The global financial markets tanked again as the financial crisis goes global - even Iceland is facing a serious crisis. Wall Street's reaction to the $700 billion financial bailout Congress approved last week has been a massive selloff. And that's leading some to ask if the bailout fails, then what? So goes an article in today's San Francisco Chronicle that suggests what we really need is economic stimulus that gets at the underlying causes of the financial crisis:
When the housing market boomed, so did consumption. With housing in free fall, people have tightened their belts, which has created a ripple effect on all sorts of businesses. Getting more money into consumers' hands is an obvious way to spur spending.
"I think we're going to need some serious fiscal stimulus," said Dean Baker, director of the Center for Economic and Policy Research in Washington, D.C. He said that might include money going to state and local governments, more spending on infrastructure and more unemployment insurance. "It has to be big money, bigger than the last round," he said, referring to the stimulus package enacted earlier this year.
Mike Lehmann, emeritus professor of economics at the University of San Francisco, said he thinks massive tax cuts for individuals, coupled with a massive increase in federal expenditures to create jobs, would stimulate overall consumption. "If you look at it as a serious emergency, we might be willing to increase the deficit," he said. "In one fell swoop we already increased the deficit by $700 billion, although there's a chance some of that will get repaid."
Both Dean Baker and Mike Lehmann might well be referring to something like Proposition 1A, which would help create exactly that kind of stimulus. 160,000 construction jobs is nothing to sneeze at in a state facing 7.7% unemployment and desperately in need of an economic boost.
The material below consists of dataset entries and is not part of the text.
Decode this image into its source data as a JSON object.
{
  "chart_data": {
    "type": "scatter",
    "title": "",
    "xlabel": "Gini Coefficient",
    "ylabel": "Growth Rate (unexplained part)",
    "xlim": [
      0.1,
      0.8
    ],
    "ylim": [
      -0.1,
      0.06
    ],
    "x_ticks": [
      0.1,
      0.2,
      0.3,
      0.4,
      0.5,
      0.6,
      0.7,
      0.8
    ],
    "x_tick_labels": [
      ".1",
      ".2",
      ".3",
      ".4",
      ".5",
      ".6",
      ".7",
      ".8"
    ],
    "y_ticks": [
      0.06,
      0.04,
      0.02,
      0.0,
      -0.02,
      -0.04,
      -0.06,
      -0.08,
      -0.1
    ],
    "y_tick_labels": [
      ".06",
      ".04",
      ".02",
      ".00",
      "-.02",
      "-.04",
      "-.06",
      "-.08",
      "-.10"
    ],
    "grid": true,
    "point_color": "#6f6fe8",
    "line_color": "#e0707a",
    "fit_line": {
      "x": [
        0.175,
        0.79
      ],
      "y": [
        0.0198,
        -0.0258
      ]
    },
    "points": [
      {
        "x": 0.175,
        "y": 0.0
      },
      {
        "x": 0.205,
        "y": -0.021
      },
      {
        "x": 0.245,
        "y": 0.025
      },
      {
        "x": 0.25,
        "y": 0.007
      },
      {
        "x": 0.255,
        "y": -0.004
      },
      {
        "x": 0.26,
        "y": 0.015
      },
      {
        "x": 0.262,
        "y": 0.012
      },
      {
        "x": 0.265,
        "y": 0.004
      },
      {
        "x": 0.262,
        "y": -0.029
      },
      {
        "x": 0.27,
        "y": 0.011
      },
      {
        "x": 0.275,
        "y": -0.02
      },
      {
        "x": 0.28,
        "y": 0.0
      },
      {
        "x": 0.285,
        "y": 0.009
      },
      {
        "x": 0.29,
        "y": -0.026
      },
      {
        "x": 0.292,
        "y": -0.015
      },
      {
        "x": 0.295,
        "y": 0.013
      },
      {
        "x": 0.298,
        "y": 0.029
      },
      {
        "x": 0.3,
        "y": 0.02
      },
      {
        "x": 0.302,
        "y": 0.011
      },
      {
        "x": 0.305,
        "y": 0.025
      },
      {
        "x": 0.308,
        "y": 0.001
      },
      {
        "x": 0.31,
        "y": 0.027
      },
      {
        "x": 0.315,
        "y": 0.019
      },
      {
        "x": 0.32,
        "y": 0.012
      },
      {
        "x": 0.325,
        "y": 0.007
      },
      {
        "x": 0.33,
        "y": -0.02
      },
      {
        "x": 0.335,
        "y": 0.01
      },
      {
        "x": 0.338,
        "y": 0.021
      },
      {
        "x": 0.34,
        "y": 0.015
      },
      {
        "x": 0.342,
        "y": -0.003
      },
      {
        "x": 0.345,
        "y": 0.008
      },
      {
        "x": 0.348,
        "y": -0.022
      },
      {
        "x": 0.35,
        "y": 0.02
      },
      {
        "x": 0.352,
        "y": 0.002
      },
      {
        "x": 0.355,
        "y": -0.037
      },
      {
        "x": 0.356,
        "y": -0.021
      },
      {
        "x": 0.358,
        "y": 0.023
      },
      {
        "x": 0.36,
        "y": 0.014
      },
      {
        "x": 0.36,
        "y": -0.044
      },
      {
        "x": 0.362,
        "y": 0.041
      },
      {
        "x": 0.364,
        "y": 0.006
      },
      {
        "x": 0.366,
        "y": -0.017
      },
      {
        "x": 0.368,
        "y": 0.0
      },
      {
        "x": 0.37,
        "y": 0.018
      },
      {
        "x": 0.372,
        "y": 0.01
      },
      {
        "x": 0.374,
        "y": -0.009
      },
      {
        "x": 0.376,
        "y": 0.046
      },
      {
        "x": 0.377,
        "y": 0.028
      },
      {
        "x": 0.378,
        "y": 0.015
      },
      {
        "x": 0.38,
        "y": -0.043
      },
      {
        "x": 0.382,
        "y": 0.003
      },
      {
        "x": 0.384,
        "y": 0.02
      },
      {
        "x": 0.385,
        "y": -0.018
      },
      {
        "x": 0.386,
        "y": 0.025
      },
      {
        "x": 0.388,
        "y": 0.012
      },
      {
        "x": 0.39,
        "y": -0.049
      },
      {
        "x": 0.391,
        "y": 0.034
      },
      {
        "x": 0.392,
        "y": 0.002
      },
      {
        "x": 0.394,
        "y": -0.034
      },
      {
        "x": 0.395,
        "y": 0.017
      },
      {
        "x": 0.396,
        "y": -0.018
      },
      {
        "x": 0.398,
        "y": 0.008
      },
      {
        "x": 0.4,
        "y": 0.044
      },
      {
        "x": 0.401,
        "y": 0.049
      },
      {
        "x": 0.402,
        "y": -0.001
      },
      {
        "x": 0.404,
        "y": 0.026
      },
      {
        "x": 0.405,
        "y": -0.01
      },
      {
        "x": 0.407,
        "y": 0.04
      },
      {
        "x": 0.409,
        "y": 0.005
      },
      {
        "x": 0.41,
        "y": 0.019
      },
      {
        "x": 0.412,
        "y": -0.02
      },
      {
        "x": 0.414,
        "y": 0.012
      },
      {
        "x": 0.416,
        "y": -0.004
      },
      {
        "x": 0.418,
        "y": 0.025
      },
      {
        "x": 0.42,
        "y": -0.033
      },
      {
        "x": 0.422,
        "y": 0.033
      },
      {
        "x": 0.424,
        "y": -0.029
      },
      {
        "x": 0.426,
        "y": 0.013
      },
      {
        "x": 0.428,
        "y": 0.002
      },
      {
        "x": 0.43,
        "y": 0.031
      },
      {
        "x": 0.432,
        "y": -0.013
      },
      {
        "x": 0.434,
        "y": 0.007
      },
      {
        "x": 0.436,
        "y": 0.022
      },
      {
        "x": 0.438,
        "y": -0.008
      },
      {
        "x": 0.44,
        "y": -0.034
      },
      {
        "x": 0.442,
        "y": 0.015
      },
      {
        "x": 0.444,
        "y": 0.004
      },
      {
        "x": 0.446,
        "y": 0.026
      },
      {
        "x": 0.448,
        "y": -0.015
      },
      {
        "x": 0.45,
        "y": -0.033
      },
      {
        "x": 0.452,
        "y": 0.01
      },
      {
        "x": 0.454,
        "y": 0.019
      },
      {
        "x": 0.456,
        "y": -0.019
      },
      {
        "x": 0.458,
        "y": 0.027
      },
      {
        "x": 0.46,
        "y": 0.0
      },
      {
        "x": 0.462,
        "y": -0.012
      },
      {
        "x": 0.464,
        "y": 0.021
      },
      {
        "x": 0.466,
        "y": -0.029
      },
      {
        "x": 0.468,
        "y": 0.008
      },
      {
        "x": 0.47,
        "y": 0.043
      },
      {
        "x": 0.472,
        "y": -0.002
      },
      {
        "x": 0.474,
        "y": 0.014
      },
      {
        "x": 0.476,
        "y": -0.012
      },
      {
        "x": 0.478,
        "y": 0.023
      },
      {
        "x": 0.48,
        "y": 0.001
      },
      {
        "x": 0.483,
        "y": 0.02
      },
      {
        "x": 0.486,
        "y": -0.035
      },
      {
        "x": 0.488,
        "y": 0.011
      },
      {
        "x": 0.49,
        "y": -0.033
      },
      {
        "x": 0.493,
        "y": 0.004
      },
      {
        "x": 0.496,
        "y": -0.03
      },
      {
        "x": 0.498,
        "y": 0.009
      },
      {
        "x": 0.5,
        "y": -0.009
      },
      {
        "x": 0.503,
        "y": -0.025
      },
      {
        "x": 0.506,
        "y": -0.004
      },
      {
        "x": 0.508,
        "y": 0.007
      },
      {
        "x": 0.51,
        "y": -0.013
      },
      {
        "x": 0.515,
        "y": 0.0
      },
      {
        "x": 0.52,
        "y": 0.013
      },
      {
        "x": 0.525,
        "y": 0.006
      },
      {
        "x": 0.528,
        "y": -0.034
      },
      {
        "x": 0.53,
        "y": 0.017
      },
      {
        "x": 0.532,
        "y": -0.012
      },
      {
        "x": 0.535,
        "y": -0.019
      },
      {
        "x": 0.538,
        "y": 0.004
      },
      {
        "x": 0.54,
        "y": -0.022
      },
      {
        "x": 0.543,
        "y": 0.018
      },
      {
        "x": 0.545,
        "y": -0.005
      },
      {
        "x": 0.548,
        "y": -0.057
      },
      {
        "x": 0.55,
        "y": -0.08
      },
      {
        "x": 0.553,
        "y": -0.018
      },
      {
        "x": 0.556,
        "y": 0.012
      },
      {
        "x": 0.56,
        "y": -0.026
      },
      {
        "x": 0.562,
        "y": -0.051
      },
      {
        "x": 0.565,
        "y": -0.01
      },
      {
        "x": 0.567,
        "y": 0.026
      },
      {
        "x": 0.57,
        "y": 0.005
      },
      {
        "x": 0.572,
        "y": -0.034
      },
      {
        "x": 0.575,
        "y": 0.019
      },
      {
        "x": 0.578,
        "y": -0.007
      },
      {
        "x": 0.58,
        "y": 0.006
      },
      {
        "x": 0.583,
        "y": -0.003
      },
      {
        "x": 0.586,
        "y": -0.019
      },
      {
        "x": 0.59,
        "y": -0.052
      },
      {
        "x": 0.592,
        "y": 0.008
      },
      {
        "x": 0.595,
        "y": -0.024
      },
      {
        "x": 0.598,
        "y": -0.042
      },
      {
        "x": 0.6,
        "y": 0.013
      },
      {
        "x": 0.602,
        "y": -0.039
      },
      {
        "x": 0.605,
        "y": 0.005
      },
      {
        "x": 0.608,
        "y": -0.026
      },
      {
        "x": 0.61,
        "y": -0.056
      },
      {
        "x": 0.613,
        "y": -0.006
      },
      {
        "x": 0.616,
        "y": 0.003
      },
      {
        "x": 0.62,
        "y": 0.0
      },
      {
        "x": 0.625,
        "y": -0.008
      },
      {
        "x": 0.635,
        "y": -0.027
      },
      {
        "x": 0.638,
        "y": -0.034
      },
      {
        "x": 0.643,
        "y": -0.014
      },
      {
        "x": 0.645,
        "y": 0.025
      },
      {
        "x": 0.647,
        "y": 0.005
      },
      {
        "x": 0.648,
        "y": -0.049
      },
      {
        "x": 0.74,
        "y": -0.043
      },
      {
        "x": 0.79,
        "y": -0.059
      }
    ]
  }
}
HSR deniers never speak of these issues. To them the economic situation merely suggests we should kill HSR and do nothing, even though overdependence on oil is one of the root causes of this crisis. California faced exactly this same situation in the Great Depression, and voters chose to approve bonds for the Golden Gate Bridge and Shasta Dam anyway. Affordable borrowing to build long-term infrastructure that provides for short-term jobs and stimulus needs is exactly what this state needs to get going again. It's a proven solution that can work for us today.